La trampa del empleo: cómo la inseguridad laboral secuestra la política
Existe un fenómeno que atraviesa Latinoamérica y que raramente colocamos en el centro del análisis político: la manera en que la precariedad laboral deforma nuestras decisiones democráticas. No se trata de una novedad teórica, sino de una realidad visceral que experimenta cualquiera que dependa de un salario para subsistir en nuestras economías frágiles.
Cuando millones de personas despiertan cada mañana preguntándose si conservarán su empleo al cierre del día, algo fundamental se quiebra en el sistema político. La ciudadanía deja de pensar en políticas públicas de largo plazo, reformas estructurales o visiones de país. En su lugar, emerge una lógica de corto plazo dominada por el pánico: ¿quién me protege el trabajo?, ¿quién me ofrece estabilidad?, ¿a quién le voto si tengo miedo de perder la fuente de ingresos?
Esta ecuación genera lo que podría llamarse un «ping-pong político»: los gobiernos cambian, las políticas se suceden, pero la angustia permanece. Los trabajadores no se alinean con proyectos ideológicos o programas coherentes, sino que votan defensivamente, buscando salvavidas en medio de la tormenta. Hoy apoyan a un candidato, mañana al opuesto, si ambos prometen lo mismo: seguridad económica.
El costo de vivir en emergencia permanente
Lo perverso de este ciclo es que genera una especie de retroalimentación negativa. Gobiernos débiles, sin mandatos claros porque fueron elegidos por miedo más que por convicción, tienden a hacer concesiones desordenadas. Buscan contentar a todos porque saben que la población los abandonará si hay un cambio de viento. Esto impide políticas consistentes y agrava la inestabilidad que ya existe.
Mientras tanto, los sindicatos y organizaciones de trabajadores enfrentan un dilema. Durante décadas, han sido guardianes del empleo y sus conquistas. Sin embargo, en contextos donde el empleo formalizado se erosiona y la economía informal domina, su poder tradicional se diluye. No pueden proteger a quienes ya no tienen contrato ni afiliación. Esto genera tensiones internas: ¿negocian con gobiernos que prometen empleos, aunque sea temporalmente?, ¿resisten desde la confrontación sabiendo que sus bases ya están fracturadas?

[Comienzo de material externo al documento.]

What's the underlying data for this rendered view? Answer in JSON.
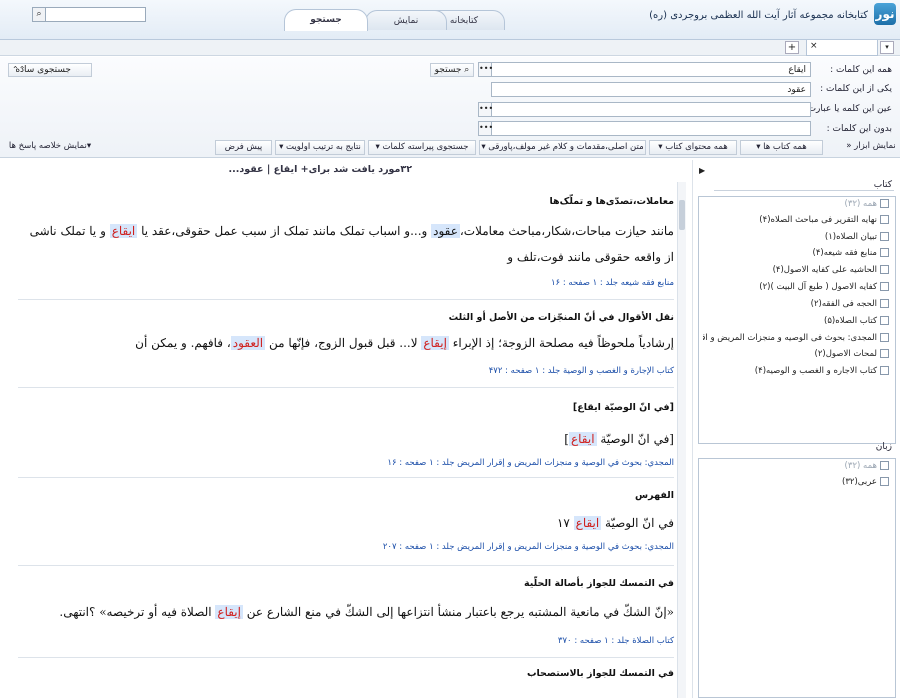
{
  "app": {
    "title": "کتابخانه مجموعه آثار آیت الله العظمی بروجردی (ره)",
    "logo": "نور"
  },
  "tabs": {
    "search": "جستجو",
    "view": "نمایش",
    "library": "کتابخانه"
  },
  "doc_tabs": {
    "close": "×",
    "add": "+",
    "menu": "▾"
  },
  "search_panel": {
    "all_words_label": "همه این کلمات :",
    "all_words_value": "ایقاع",
    "any_words_label": "یکی از این کلمات :",
    "any_words_value": "عقود",
    "exact_phrase_label": "عین این کلمه یا عبارت :",
    "exact_phrase_value": "",
    "without_words_label": "بدون این کلمات :",
    "without_words_value": "",
    "dots": "•••",
    "search_button": "جستجو",
    "simple_search_button": "جستجوی ساده"
  },
  "filters": {
    "show_tools": "نمایش ابزار",
    "all_books": "همه کتاب ها",
    "all_content": "همه محتوای کتاب",
    "text_scope": "متن اصلی،مقدمات و کلام غیر مولف،پاورقی",
    "word_search": "جستجوی پیراسته کلمات",
    "sort_priority": "نتایج به ترتیب اولویت",
    "default": "پیش فرض",
    "summary": "نمایش خلاصه پاسخ ها"
  },
  "results_info": "۳۲مورد یافت شد برای+ ایقاع | عقود...",
  "results": [
    {
      "title": "معاملات،تصدّی‌ها و تملّک‌ها",
      "body_a": "مانند حیازت مباحات،شکار،مباحث معاملات،",
      "hl1": "عقود",
      "body_b": " و...و اسباب تملک مانند تملک از سبب عمل حقوقی،عقد یا ",
      "hl2": "ایقاع",
      "body_c": " و یا تملک ناشی از واقعه حقوقی مانند فوت،تلف و",
      "ref": "منابع فقه شیعه جلد : ۱ صفحه : ۱۶"
    },
    {
      "title": "نقل الأقوال في أنّ المنجّزات من الأصل أو الثلث",
      "body_a": "إرشادياً ملحوظاً فيه مصلحة الزوجة؛ إذ الإبراء ",
      "hl1": "إيقاع",
      "body_b": " لا... قبل قبول الزوج، فإنّها من ",
      "hl2": "العقود",
      "body_c": "، فافهم. و يمكن أن",
      "ref": "كتاب الإجارة و الغصب و الوصية جلد : ۱ صفحه : ۴۷۲"
    },
    {
      "title": "[في انّ الوصيّة ايقاع]",
      "body_a": "[في انّ الوصيّة ",
      "hl1": "ايقاع",
      "body_b": "]",
      "hl2": "",
      "body_c": "",
      "ref": "المجدي: بحوث في الوصية و منجزات المريض و إقرار المريض جلد : ۱ صفحه : ۱۶"
    },
    {
      "title": "الفهرس",
      "body_a": "في انّ الوصيّة ",
      "hl1": "ايقاع",
      "body_b": " ۱۷",
      "hl2": "",
      "body_c": "",
      "ref": "المجدي: بحوث في الوصية و منجزات المريض و إقرار المريض جلد : ۱ صفحه : ۲۰۷"
    },
    {
      "title": "في التمسك للجواز بأصالة الحلّية",
      "body_a": "«إنّ الشكّ في مانعية المشتبه يرجع باعتبار منشأ انتزاعها إلى الشكّ في منع الشارع عن ",
      "hl1": "إيقاع",
      "body_b": " الصلاة فيه أو ترخيصه» ؟انتهى.",
      "hl2": "",
      "body_c": "",
      "ref": "كتاب الصلاة جلد : ۱ صفحه : ۳۷۰"
    },
    {
      "title": "في التمسك للجواز بالاستصحاب",
      "body_a": "",
      "hl1": "",
      "body_b": "",
      "hl2": "",
      "body_c": "",
      "ref": ""
    }
  ],
  "sidebar": {
    "books_heading": "کتاب",
    "books": [
      {
        "label": "همه (۳۲)",
        "muted": true
      },
      {
        "label": "نهایه التقریر فی مباحث الصلاه(۴)"
      },
      {
        "label": "تبیان الصلاه(۱)"
      },
      {
        "label": "منابع فقه شیعه(۴)"
      },
      {
        "label": "الحاشیه علی کفایه الاصول(۴)"
      },
      {
        "label": "کفایه الاصول ( طبع آل البیت )(۲)"
      },
      {
        "label": "الحجه فی الفقه(۲)"
      },
      {
        "label": "کتاب الصلاه(۵)"
      },
      {
        "label": "المجدی: بحوث فی الوصیه و منجزات المریض و اقرار المر"
      },
      {
        "label": "لمحات الاصول(۲)"
      },
      {
        "label": "کتاب الاجاره و الغصب و الوصیه(۴)"
      }
    ],
    "lang_heading": "زبان",
    "languages": [
      {
        "label": "همه (۳۲)",
        "muted": true
      },
      {
        "label": "عربی(۳۲)"
      }
    ]
  },
  "colors": {
    "highlight_bg": "#d6e6fb",
    "highlight_text": "#d0201e",
    "ref_link": "#1a4da8"
  }
}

En países como Costa Rica, donde históricamente ha habido relaciones laborales institucionalizadas, estas contradicciones se expresan de manera particular. No vivimos el conflicto extremo de otros contextos latinoamericanos, pero vivimos algo potencialmente más insidioso: la erosión silenciosa de derechos mientras se mantiene la apariencia de diálogo y estabilidad.
¿Quién gobierna realmente cuando el miedo gobierna?
Una pregunta incómoda emerge: ¿pueden las democracias funcionar genuinamente cuando la mayoría de la población está bajo estrés permanente? La respuesta es probablemente no. Las personas estresadas, con miedo, no deliberan. No se interesan en detalles de política fiscal o reforma institucional. Responden emocionalmente, y eso es comprensible, pero también devastador para la calidad de nuestras decisiones colectivas.
Esto explica por qué vemos gobiernos que alternan sin cambios profundos, por qué reformas necesarias se quedan en promesas, por qué la confianza en instituciones cae año tras año. No es únicamente incompetencia política. Es que estamos pidiendo a personas en situación de emergencia que piensen a largo plazo. Es estructuralmente injusto.
Hacia una salida real
La salida no está en más campañas electorales, ni en promesas huecas de empleo. Está en confrontar la pregunta que pocos políticos se atreven a hacer: ¿qué necesitamos cambiar en nuestro modelo económico para que el empleo sea predecible, digno y accesible?
Mientras esa conversación no suceda, mientras los gobiernos sigan tratando el empleo como variable de corto plazo y no como derecho fundamental que requiere inversión y reforma estructural, seguiremos atrapados en este ping-pong. El estrés seguirá siendo el protagonista invisible de nuestras elecciones, y la democracia seguirá siendo un lujo para quienes se pueden permitir el lujo de pensar más allá de la próxima semana.
La pregunta entonces no es cuál partido gobierna mejor. Es cuál está dispuesto a romper este ciclo de pánico y ofrecer verdadera estabilidad. Hasta ahora, esa respuesta sigue esperando.